II. Antwoord/reactie van de staatssecretaris

Inleiding

Op 15 juli a.s. vindt de volgende Landbouw- en Visserijraad plaats in Brussel. In deze brief beantwoord ik de vragen van enkele fracties van uw Kamer van 9 juli 2013 in het kader van het verslag van een schriftelijk overleg. Daarnaast informeer ik u over drie onderwerpen die aan de agenda van de komende Landbouw- en Visserijraad zijn toegevoegd onder diversen, te weten voedselverspilling (op verzoek van Hongarije), de Newcastle-ziekte (op verzoek van Cyprus) en makreelvisserij (op verzoek van Ierland).

Vragen van de leden van de VVD-fractie

Gemeenschappelijk Landbouwbeleid

De leden van de VVD-fractie vragen mij of ik van mening ben dat alle actieve landbouwers met grond in aanmerking komen voor directe betalingen vanuit het Gemeenschappelijk Landbouwbeleid (GLB).

In het politieke akkoord is overeengekomen dat alle landbouwers die in 2013 een steunaanvraag hebben gedaan ook toegang krijgen tot de nieuwe directe betalingen. Deze groep kan worden aangevuld met fruit- en groentetelers, telers van consumptie- en pootaardappelen en van siergewassen (zoals bollen en bomen). Daarnaast krijgen alle bedrijven die kunnen aantonen dat ze in 2013 actieve landbouwer waren en nooit eerder over toeslagrechten hebben beschikt eveneens toegang.

Verder vragen de leden van de VVD-fractie of ik bereid en voornemens ben een negatieve lijst op te stellen voor instellingen en bedrijven die niet in aanmerking komen voor middelen uit zowel de eerste als tweede pijler als ze geen «actieve boer» zijn.

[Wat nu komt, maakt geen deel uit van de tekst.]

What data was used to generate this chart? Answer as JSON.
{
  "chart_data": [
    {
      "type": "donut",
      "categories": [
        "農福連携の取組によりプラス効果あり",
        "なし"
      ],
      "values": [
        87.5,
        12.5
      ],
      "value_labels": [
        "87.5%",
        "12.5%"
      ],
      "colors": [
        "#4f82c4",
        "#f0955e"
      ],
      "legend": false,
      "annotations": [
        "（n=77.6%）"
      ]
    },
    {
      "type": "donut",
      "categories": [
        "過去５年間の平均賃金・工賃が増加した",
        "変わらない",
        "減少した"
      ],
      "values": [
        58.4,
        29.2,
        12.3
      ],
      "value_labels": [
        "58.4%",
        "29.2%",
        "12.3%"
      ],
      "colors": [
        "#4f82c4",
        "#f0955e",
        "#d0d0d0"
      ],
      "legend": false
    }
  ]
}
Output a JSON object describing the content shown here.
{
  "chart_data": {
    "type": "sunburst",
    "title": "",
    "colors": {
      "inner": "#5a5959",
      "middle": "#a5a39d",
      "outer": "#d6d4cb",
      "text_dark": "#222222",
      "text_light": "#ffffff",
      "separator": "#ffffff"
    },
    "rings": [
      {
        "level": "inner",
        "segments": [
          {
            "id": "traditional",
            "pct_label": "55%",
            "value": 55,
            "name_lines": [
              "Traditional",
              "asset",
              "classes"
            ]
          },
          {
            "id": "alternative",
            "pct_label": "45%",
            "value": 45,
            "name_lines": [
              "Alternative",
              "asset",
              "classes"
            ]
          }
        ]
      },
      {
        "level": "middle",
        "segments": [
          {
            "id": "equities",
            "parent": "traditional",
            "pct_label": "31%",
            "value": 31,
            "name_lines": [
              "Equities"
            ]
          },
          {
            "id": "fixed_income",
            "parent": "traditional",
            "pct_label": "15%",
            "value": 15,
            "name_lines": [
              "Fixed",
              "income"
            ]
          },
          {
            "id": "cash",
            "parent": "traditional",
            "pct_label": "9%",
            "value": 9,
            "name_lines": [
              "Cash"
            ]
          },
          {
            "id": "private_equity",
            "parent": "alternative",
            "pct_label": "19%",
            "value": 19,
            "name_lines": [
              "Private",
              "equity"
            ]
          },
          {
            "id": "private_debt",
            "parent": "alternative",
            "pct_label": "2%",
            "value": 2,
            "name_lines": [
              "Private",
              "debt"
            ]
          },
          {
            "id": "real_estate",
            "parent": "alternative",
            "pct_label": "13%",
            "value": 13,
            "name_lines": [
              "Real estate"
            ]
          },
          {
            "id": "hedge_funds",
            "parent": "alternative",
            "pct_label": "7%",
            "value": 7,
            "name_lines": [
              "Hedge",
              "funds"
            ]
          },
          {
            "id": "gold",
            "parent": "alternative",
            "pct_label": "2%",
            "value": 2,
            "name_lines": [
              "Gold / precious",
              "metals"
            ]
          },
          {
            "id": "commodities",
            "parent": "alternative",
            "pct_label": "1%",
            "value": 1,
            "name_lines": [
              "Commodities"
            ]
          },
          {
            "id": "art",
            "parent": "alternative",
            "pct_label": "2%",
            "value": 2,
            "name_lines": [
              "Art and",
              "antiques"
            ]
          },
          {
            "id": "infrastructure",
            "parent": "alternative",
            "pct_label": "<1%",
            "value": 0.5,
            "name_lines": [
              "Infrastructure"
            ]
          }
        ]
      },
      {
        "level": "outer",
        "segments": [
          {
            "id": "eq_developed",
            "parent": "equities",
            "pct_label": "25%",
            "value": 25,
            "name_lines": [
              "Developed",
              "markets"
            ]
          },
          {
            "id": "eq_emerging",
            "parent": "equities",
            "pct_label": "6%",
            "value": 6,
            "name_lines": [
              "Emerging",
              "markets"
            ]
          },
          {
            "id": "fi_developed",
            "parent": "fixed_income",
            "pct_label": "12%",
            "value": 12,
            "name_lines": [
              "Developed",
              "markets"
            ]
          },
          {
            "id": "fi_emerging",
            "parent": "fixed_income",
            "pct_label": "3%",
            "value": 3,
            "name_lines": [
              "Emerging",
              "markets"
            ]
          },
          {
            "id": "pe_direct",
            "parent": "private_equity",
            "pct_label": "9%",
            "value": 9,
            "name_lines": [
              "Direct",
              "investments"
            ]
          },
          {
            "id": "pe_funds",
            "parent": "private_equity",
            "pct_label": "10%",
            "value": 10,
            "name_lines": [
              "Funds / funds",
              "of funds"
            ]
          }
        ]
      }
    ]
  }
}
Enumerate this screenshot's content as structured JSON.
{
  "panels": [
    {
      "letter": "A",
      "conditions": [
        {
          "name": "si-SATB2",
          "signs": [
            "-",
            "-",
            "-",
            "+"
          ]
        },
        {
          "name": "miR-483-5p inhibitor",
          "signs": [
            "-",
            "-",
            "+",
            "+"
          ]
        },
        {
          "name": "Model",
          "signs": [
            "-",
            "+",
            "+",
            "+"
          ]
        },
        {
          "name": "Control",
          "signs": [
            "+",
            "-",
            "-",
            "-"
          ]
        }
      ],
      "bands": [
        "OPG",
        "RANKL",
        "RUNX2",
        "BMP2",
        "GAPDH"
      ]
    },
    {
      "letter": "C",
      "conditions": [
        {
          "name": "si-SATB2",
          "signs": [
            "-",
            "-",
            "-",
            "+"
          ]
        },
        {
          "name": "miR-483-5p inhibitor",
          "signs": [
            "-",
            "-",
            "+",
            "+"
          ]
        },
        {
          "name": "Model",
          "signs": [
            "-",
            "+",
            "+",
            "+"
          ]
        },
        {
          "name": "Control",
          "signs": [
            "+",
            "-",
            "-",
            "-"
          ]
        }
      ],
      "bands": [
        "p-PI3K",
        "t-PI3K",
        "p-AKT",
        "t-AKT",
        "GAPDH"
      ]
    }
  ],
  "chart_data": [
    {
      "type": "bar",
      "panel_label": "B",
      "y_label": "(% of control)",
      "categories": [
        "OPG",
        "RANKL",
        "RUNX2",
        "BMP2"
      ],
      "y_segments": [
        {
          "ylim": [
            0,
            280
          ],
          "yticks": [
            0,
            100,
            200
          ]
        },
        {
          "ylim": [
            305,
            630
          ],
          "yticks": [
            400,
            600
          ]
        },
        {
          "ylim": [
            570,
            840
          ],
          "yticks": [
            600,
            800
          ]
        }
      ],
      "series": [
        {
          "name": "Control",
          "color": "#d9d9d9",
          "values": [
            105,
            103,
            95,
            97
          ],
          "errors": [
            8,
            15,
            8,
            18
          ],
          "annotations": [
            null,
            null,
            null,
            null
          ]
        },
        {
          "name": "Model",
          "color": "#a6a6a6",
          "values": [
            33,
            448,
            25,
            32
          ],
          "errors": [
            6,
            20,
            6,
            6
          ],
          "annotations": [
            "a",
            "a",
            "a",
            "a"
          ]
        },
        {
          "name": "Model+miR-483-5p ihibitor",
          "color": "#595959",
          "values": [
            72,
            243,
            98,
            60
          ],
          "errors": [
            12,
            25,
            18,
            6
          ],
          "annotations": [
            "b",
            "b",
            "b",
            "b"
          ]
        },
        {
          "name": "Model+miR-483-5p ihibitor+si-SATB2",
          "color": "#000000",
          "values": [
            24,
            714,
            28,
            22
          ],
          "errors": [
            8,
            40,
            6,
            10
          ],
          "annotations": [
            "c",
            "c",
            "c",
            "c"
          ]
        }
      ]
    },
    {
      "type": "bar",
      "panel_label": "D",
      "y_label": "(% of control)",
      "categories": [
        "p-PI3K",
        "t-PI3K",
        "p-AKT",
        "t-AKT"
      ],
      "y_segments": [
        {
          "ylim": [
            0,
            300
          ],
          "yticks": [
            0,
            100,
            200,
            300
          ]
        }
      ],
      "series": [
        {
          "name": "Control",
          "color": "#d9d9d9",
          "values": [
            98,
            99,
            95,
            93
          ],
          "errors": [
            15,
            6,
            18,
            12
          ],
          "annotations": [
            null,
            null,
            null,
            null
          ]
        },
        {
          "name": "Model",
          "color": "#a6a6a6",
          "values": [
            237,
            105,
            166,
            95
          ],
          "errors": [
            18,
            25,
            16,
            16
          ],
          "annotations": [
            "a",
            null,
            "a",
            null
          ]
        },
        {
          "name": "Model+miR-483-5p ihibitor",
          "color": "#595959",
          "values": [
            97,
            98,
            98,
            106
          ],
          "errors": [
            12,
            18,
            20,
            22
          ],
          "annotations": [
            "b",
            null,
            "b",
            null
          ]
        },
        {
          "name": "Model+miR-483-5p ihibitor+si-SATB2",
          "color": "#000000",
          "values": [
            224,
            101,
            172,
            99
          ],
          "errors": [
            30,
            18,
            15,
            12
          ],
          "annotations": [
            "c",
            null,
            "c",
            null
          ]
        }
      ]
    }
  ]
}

Hierop kan ik aangeven dat het aanleggen van een negatieve lijst in de eerste pijler verplicht is. Bedrijfstypen die daarop vermeld staan worden uitgesloten van het ontvangen van betalingen. Op deze lijst moeten in ieder geval worden vermeld exploitanten van vliegvelden, spoorwegondernemingen, waterbedrijven, vastgoedondernemingen en sport- en recreatieterreinen.

Nederland mag er voor kiezen deze lijst verder aan te vullen. Dit zal onderdeel uitmaken van de implementatiekeuzes die ik uw Kamer in november aanstaande zal voorleggen zoals ik heb toegezegd in het Verslag van de Landbouw- en Visserijraad van 24 en 25 juni (Kamerstuk 21 501-32, nr. 722).

Voorts vragen de leden van de VVD-fractie naar de technische mogelijkheden en plichten voor individuele boeren en tuinders, zoals bijvoorbeeld referentiedata voor vaststelling van de hoogte van toeslagen en aantal hectares.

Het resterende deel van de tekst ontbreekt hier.